Entretien Yassir Adil, président de la Chambre de commerce, d’industrie et de services de la région Casablanca-Settat

Les services ont été les plus touchés dans la région Casablanca-Settat

La région Casablanca-Settat a été l’une des régions les plus impactées par la crise liée au Covid-19. Malgré cette situation de crise, Yassir Adil, président de la CCIS de Casablanca-Settat, demeure optimiste quant à un retour à la normale à partir de 2021.

Quel constat dressez-vous de la situation de crise que traversent actuellement les entreprises de la région Casablanca-Settat?
La région Casablanca-Settat a été parmi les régions les plus touchées en raison de son poids dans l’économie nationale.
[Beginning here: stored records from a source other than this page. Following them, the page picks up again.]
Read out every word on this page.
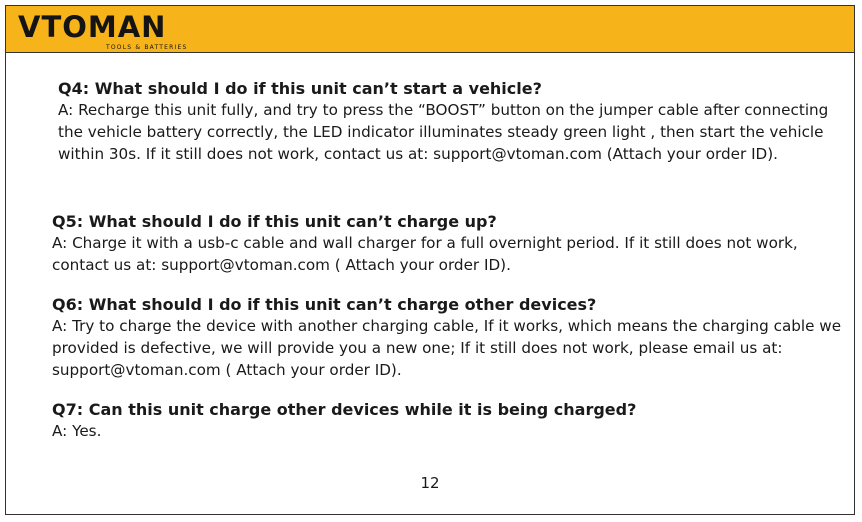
VTOMAN
TOOLS & BATTERIES

Q4: What should I do if this unit can’t start a vehicle?

A: Recharge this unit fully, and try to press the “BOOST” button on the jumper cable after connecting the vehicle battery correctly, the LED indicator illuminates steady green light , then start the vehicle within 30s. If it still does not work, contact us at: support@vtoman.com (Attach your order ID).

Q5: What should I do if this unit can’t charge up?

A: Charge it with a usb-c cable and wall charger for a full overnight period. If it still does not work, contact us at: support@vtoman.com ( Attach your order ID).

Q6: What should I do if this unit can’t charge other devices?

A: Try to charge the device with another charging cable, If it works, which means the charging cable we provided is defective, we will provide you a new one; If it still does not work, please email us at: support@vtoman.com ( Attach your order ID).

Q7: Can this unit charge other devices while it is being charged?

A: Yes.

12
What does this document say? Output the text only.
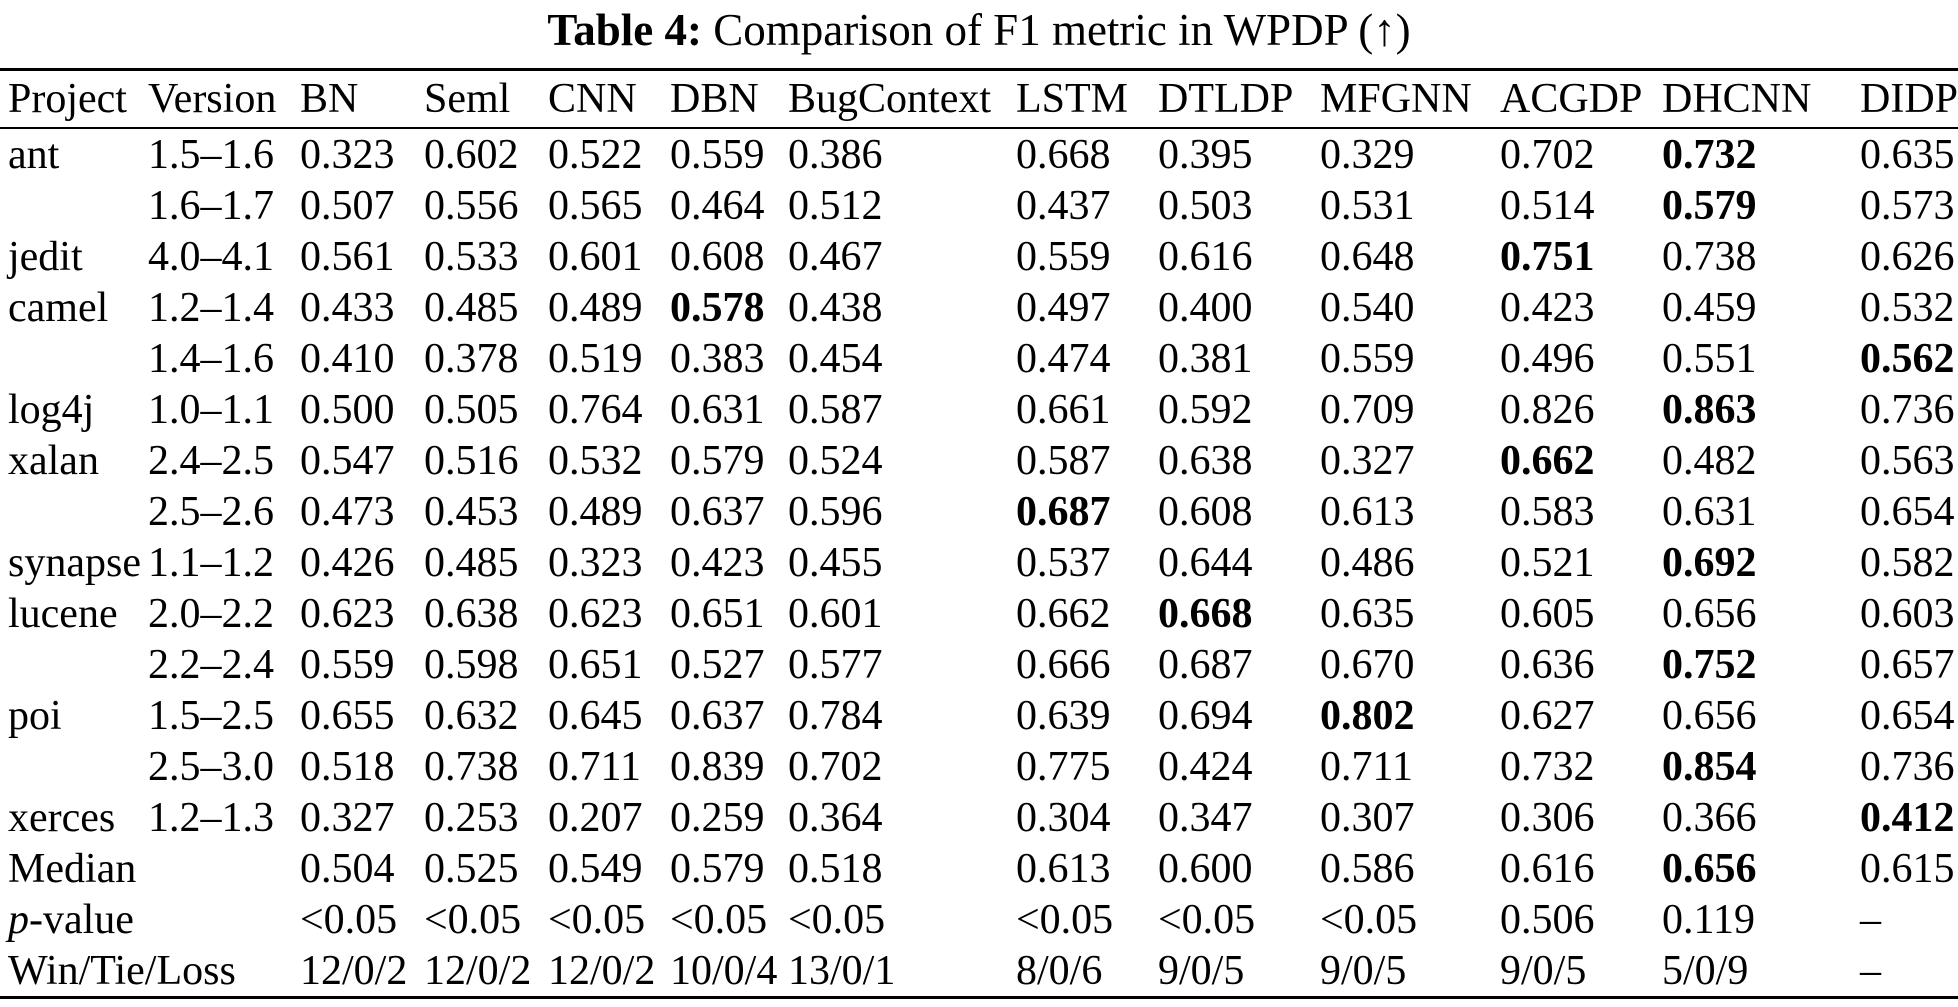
Table 4: Comparison of F1 metric in WPDP (↑)
Project	Version	BN	Seml	CNN	DBN	BugContext	LSTM	DTLDP	MFGNN	ACGDP	DHCNN	DIDP
ant	1.5–1.6	0.323	0.602	0.522	0.559	0.386	0.668	0.395	0.329	0.702	0.732	0.635
	1.6–1.7	0.507	0.556	0.565	0.464	0.512	0.437	0.503	0.531	0.514	0.579	0.573
jedit	4.0–4.1	0.561	0.533	0.601	0.608	0.467	0.559	0.616	0.648	0.751	0.738	0.626
camel	1.2–1.4	0.433	0.485	0.489	0.578	0.438	0.497	0.400	0.540	0.423	0.459	0.532
	1.4–1.6	0.410	0.378	0.519	0.383	0.454	0.474	0.381	0.559	0.496	0.551	0.562
log4j	1.0–1.1	0.500	0.505	0.764	0.631	0.587	0.661	0.592	0.709	0.826	0.863	0.736
xalan	2.4–2.5	0.547	0.516	0.532	0.579	0.524	0.587	0.638	0.327	0.662	0.482	0.563
	2.5–2.6	0.473	0.453	0.489	0.637	0.596	0.687	0.608	0.613	0.583	0.631	0.654
synapse	1.1–1.2	0.426	0.485	0.323	0.423	0.455	0.537	0.644	0.486	0.521	0.692	0.582
lucene	2.0–2.2	0.623	0.638	0.623	0.651	0.601	0.662	0.668	0.635	0.605	0.656	0.603
	2.2–2.4	0.559	0.598	0.651	0.527	0.577	0.666	0.687	0.670	0.636	0.752	0.657
poi	1.5–2.5	0.655	0.632	0.645	0.637	0.784	0.639	0.694	0.802	0.627	0.656	0.654
	2.5–3.0	0.518	0.738	0.711	0.839	0.702	0.775	0.424	0.711	0.732	0.854	0.736
xerces	1.2–1.3	0.327	0.253	0.207	0.259	0.364	0.304	0.347	0.307	0.306	0.366	0.412
Median		0.504	0.525	0.549	0.579	0.518	0.613	0.600	0.586	0.616	0.656	0.615
p-value		<0.05	<0.05	<0.05	<0.05	<0.05	<0.05	<0.05	<0.05	0.506	0.119	–
Win/Tie/Loss		12/0/2	12/0/2	12/0/2	10/0/4	13/0/1	8/0/6	9/0/5	9/0/5	9/0/5	5/0/9	–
Elle est la première région pour les services comme pour l’industrie. Le secteur des services a été le plus touché par cette pandémie comme le montrent autant l’enquête que nous avons déjà diligentée que celle menée par le HCP. Il s’agit des hôtels, des restaurants et des cafés ainsi que des autres services (loisirs, cabinets de conseil, transports, commerce non alimentaire).

Pour l’industrie, les reculs d’activité ont varié entre 25% et 40% dans le Grand Casablanca à, respectivement, 60% et 90% à El Jadida et Settat. Le constat est toutefois moins amer qu’il l’est sous d’autres cieux et parfois même dans des pays développés. Suite aux hautes recommandations royales et à l’élan de solidarité qui s’en est suivi, nous ne pouvons qu’entrevoir de meilleures perspectives dès 2021.

Pensez-vous que la loi de Finances rectificative apportera une réponse à cette crise?
Le dispositif d’aide aux entreprises en difficulté qui sera mis en place couvre tout le spectre des entreprises, publiques et privées, notamment celles touchées par la pandémie, quel que soit le degré de cet impact. Tant par les mécanismes de garantie que par les produits de financement, les pouvoirs publics escomptent une véritable relance de notre économie pour enrayer les effets de la baisse des activités causée par cette pandémie. Pour notre part, nous croyons en la capacité de notre pays à éviter les fermetures comme on le constate déjà dans d’autres pays.

Ces aides sont conditionnées par la préservation de 80% des employés…
Un des axes de cette action en faveur des entreprises en difficulté est d’ordre social, notamment à travers la préservation d’au moins 80% des emplois déclarés à la CNSS. Les efforts déjà déployés dans ce sens ont porté leurs fruits au cours du premier semestre 2020 et augurent que le challenge relevé par le Maroc sera réussi.

Le fonds de lutte contre le Covid-19 sera mis à contribution pour maintenir jusqu’à la fin de cette année la subvention instaurée par l’Etat au profit des salariés en chômage. De même, les employés non déclarés seront régularisés. Ce qui est, en soi, un grand acquis pour les salariés.